This summer could be a lot hotter than usual--not because of global warming, which may or may not be taking place, but because of a lawsuit which may or may not be taking place.

Before summer's end, a long-awaited court test of the GNU General Public License may be filed, says Eben Moglen, professor at the Columbia University Law School and general counsel to the Free Software Foundation.

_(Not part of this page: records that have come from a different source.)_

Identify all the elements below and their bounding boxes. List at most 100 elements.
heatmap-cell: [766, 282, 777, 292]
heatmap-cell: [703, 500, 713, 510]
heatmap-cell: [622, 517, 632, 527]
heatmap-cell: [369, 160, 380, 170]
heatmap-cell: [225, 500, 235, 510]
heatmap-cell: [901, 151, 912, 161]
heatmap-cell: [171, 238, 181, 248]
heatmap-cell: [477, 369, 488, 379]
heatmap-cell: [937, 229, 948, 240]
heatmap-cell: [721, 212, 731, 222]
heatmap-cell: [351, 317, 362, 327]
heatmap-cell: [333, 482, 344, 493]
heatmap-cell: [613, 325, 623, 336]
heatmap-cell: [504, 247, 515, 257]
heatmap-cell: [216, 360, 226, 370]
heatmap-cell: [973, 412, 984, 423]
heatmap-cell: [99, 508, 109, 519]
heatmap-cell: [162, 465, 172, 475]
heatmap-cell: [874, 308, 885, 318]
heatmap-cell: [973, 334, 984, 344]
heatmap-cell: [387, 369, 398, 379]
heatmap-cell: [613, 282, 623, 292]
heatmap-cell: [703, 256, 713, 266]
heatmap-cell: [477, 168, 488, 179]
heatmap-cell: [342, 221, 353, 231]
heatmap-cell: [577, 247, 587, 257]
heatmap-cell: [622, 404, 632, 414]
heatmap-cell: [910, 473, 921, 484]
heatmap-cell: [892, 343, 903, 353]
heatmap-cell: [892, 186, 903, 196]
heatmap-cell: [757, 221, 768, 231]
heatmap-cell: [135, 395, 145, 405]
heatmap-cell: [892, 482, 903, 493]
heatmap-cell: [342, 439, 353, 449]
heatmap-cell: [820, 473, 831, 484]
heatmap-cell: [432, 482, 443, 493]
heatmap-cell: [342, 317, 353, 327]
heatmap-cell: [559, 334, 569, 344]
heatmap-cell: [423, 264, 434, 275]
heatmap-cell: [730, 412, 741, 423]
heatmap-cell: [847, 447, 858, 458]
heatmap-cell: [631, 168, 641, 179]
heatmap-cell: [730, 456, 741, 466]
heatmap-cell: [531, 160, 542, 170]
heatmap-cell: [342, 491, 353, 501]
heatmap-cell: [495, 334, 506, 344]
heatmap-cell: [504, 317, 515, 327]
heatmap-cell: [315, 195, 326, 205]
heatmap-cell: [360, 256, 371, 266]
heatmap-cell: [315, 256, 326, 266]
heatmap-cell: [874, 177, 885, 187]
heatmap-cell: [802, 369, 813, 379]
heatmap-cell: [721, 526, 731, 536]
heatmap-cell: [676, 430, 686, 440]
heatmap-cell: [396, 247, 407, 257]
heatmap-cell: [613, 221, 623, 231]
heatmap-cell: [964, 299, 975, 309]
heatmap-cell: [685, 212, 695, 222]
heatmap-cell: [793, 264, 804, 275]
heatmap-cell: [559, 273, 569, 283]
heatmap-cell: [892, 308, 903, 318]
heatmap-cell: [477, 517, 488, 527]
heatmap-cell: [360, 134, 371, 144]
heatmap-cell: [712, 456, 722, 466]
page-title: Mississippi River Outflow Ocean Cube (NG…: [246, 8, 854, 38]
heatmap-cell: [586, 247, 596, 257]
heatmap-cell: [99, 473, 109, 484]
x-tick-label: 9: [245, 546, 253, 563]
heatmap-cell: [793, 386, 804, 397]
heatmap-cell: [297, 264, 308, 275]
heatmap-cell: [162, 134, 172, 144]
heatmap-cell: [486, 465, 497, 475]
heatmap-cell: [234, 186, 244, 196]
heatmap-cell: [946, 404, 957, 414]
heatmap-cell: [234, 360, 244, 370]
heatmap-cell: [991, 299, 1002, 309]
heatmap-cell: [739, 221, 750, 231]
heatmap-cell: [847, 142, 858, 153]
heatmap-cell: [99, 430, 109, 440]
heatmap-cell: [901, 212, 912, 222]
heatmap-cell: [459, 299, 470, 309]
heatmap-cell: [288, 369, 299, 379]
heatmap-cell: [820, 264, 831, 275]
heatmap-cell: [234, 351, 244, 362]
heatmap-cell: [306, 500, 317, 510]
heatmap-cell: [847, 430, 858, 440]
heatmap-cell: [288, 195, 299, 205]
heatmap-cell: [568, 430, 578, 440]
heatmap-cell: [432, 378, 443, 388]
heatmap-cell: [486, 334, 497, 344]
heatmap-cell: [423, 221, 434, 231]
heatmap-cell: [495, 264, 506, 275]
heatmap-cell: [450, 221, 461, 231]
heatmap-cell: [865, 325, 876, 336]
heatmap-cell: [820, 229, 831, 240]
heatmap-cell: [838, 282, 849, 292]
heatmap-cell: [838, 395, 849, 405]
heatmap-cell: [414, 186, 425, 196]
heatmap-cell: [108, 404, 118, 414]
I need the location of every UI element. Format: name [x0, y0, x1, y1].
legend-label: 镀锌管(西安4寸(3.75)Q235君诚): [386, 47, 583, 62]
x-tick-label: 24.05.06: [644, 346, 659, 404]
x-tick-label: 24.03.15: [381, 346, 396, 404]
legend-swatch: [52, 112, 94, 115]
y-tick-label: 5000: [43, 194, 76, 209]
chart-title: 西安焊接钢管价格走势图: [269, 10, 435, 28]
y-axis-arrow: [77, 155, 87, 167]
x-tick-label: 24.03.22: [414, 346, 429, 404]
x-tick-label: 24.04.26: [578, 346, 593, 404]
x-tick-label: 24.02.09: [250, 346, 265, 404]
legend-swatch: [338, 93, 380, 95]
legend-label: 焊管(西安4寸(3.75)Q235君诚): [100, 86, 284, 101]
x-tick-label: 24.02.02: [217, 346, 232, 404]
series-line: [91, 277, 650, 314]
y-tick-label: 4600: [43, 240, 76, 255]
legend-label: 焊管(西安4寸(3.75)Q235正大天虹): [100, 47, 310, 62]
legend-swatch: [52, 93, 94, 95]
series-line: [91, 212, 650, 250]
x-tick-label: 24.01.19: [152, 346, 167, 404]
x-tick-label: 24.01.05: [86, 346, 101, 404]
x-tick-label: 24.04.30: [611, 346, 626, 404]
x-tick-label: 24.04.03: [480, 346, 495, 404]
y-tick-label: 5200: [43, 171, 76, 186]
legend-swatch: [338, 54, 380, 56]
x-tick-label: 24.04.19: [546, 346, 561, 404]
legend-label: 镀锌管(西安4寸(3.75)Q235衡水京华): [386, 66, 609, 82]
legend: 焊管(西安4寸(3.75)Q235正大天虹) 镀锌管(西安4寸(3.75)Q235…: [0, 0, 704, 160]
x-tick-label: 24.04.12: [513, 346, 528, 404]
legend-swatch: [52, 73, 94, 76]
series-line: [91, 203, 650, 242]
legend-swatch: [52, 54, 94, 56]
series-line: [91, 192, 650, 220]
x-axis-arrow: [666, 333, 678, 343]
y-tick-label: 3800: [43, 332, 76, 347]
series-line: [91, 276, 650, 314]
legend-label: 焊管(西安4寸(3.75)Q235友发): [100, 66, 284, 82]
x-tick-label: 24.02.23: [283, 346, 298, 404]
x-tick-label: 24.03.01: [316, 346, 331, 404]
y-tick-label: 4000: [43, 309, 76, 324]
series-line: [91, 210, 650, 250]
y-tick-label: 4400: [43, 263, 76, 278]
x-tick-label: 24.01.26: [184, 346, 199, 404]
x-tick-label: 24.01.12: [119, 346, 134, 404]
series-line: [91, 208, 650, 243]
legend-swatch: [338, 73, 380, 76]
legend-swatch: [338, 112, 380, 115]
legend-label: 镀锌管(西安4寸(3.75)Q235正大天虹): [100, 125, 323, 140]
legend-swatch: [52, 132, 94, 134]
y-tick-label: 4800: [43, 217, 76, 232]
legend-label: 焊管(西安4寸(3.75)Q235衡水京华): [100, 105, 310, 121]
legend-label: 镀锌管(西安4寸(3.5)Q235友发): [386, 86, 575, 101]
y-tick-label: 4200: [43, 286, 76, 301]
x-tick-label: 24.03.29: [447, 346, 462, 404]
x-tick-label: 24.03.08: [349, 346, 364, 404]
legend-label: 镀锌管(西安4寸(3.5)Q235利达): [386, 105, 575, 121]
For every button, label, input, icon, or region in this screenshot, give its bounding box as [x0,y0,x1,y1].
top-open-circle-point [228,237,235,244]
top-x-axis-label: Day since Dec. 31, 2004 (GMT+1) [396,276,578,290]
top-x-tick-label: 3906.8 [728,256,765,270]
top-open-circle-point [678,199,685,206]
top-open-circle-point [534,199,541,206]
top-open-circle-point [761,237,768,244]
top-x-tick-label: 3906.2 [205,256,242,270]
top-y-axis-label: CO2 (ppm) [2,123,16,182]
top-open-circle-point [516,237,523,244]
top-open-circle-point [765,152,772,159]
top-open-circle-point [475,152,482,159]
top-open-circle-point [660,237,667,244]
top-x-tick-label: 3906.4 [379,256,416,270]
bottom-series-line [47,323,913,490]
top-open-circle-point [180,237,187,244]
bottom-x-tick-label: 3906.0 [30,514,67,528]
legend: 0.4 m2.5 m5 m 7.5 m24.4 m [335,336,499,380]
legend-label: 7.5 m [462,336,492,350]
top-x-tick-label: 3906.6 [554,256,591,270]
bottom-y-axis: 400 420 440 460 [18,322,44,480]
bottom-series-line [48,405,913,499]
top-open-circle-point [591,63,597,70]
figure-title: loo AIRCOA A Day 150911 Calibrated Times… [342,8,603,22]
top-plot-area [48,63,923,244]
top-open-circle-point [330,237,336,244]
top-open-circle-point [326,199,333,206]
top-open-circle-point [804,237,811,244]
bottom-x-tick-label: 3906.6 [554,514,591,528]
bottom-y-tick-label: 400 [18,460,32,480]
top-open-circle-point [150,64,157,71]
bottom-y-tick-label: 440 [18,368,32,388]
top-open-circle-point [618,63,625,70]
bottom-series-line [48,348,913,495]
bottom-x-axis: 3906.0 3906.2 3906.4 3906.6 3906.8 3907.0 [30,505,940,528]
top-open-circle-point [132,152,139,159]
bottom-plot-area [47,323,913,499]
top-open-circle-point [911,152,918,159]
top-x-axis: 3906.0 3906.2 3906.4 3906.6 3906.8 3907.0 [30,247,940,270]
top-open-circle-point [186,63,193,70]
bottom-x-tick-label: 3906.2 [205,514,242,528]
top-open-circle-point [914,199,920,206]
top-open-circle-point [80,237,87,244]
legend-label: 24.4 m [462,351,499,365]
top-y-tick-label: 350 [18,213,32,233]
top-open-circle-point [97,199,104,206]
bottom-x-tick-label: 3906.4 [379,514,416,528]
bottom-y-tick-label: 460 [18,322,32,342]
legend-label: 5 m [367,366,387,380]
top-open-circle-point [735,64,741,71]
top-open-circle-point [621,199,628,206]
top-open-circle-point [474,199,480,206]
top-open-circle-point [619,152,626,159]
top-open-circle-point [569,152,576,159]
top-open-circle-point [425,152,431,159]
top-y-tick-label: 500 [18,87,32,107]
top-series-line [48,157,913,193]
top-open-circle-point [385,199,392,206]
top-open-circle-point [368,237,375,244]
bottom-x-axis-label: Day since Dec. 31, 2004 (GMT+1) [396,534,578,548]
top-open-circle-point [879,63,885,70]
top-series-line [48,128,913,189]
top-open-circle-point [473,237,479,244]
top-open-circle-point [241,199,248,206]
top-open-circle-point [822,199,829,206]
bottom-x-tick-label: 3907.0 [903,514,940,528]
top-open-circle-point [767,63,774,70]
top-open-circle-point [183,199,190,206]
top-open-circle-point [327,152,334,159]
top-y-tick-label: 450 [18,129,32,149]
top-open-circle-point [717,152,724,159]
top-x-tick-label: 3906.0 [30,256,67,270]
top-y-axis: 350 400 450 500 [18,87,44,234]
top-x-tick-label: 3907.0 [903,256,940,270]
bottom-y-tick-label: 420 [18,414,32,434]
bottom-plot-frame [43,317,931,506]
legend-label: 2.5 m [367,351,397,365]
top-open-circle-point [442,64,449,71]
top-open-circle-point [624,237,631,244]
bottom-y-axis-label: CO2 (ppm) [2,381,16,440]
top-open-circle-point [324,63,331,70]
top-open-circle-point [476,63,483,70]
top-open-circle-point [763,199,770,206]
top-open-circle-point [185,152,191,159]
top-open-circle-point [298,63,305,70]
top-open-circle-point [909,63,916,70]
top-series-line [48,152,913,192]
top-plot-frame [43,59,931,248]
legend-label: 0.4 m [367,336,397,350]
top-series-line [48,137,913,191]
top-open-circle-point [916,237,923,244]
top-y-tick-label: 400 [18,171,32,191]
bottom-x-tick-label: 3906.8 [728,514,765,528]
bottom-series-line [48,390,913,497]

"If you wait another couple of months I wouldn't be surprised if you see either a lawsuit or a voluntary agreement to comply entered into by a major international software house that has done exactly what you postulate, less in the 'embrace and extend' model than in the 'security through obscurity' model, which is another reason why those who build works on top of free software sometimes try not to disclose source," Moglen told me in en e-mail exchange dealing with the basic nature of the GPL, the licensing instrument of much if not most Linux- related software. (I had asked him whether it would be possible for a commercial software firm to envelop GPLed code, alter it, and sell it, sans source code, and whether it would be possible to obtain judicial relief under such circumstances.)

Moglen would not reveal the details of the potential lawsuit, nor would he name the company involved, noting that if he did he would reduce the likelihood that court could be avoided.

"The process that leads up to litigation is always a tricky negotiation," he said. "We always prefer nonjudicial enforcement if we can get it, which is why the GPL is not the subject of court cases: I have not failed in the past to gain voluntary cooperation. But gaining that cooperation includes freedom to assure those who come into compliance that there will be no public statements about their past noncompliance."

The lawsuit, if it takes place, will be the first court test of the GPL. The outcome is not assured. Lawyers experienced in intellectual property law, though, say that it's unlikely the Free Software Foundation would launch an action without a case likely to produce an outcome favorable to the GPL. And the case, if one is filed, might bring a degree of stability to a document about which legal opinions vary widely.

Part of the uncertainty is caused by unresolved ambiguity as to just what the GPL is.

A Contract? A Copyright? Both? Software licenses are generally considered to be contracts. When a user clicks the "Agree" box on the license page during software installation, that constitutes agreement to a contract. (Some claim that it is an invalid contract--though I've found few lawyers who do--but that will have to wait for another writer on another day. This is already going to be too complicated.)